Amos Harel
Haaretz (Analysis)
March 19, 2009 - 12:00am
http://www.haaretz.com/hasen/spages/1072228.html


The statements of the Israel Defense Forces soldiers from the Yitzhak Rabin preparatory course provide the first, uncensored look at what occurred in some of the combat units in Operation Cast Lead.

It seems that what soldiers have to say is actually the way things happened in the field, most of the time. And as usual, reality is completely different from the gentler version provided by the military commanders to the public and media during the operation and after.

The soldiers are not lying, for the simple reason that they have no reason to. If you read the transcript that will appear in Haaretz Friday, you will not find any judgment or boasting. This is what the soldiers, from their point of view, saw in Gaza. There is a continuity of testimony from different sectors that reflects a disturbing and depressing picture.

The IDF will do everyone, and most of all itself, a big favor if it takes these soldiers and allegations seriously and investigates itself in depth. When statements came only from Palestinian witnesses or "the hostile press," it was possible to dismiss them as propaganda that served the enemy. But what can be done when the soldiers themselves tell the story?

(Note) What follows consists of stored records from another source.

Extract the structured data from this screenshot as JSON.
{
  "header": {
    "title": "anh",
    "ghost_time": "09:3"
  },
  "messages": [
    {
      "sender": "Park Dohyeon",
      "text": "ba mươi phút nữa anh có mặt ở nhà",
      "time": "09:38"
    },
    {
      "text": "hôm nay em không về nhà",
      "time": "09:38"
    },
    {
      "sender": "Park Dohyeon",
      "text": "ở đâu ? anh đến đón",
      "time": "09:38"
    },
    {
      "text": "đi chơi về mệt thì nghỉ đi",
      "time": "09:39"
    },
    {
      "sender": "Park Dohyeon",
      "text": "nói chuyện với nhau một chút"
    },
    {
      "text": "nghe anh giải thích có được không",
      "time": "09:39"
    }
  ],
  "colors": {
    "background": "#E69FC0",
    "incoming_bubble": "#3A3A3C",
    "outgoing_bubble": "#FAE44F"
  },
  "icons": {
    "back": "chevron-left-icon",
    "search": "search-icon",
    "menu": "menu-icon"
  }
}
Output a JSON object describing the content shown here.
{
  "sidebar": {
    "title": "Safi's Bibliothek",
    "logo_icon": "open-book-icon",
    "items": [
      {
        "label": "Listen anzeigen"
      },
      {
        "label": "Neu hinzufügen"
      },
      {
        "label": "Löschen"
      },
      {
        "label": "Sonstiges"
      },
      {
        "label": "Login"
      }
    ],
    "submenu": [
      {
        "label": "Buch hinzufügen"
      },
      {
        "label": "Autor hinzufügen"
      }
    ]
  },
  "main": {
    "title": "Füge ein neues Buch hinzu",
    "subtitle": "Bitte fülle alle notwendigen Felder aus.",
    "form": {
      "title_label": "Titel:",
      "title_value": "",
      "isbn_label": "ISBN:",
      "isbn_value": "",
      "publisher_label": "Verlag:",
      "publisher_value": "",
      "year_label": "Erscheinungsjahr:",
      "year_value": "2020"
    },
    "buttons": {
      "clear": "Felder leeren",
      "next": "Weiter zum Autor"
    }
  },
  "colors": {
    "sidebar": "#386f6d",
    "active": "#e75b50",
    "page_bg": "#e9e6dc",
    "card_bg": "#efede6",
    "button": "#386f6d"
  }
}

It's possible that somewhere in the stories there were a few mistakes or exaggerations, because a squad or platoon leader does not always see the entire picture. But this is evidence, first hand, of what most Israelis would prefer to repress. This is how the army carried out its war against armed terrorists, with a civilian population of a million and a half people stuck in the middle.

In response to a question from Haaretz Wednesday, Danny Zamir, the head of the preparatory course, said he had decided to publish the discussion in the newsletter only after speaking with and writing to senior IDF officers a number of times. Zamir was told by General Staff officers that the operational inquiries into the fighting in Gaza, including the ethical inquiry, were still far from completion. The officers also said they had not encountered evidence of incidents of the type the soldiers described.

If the IDF really never heard about these incidents, the reasonable assumption is that it did not want to know. The soldiers describe the reality in combat units, from the level of company commander down. In the debriefings, the participants usually include company commanders up. It seems that except for isolated incidents, the rule is "you don't ask, we won't tell."

The ones who finally let the dark secrets out were the soldiers in the combat units themselves. Somewhere along the way their moral warning lights went off.

In the coming days, in an effort to rebuff the claims, we will certainly hear about those who "pulled one over" on Zamir. In 1990, as a company commander in the reserves, Zamir was tried and sentenced to prison for refusing to guard a ceremony where right-wingers brought Torah scrolls to Joseph's Tomb in Nablus. But even though Zamir does not hide his political opinions, a reading of the transcript shows he acts out of a deep concern for the spirit of the IDF.

The IDF's ethical problems did not start in 2009. Such discussions also followed the Six-Day War. But a reserve officer who looked at the transcript Wednesday said: "This is not the IDF we knew."

The descriptions show that Israel's view of the enemy is becoming more extreme. The deterioration has been continuous - from the first Lebanon war to the second, from the first intifada to the second, from Operation Defensive Shield to Operation Cast Lead.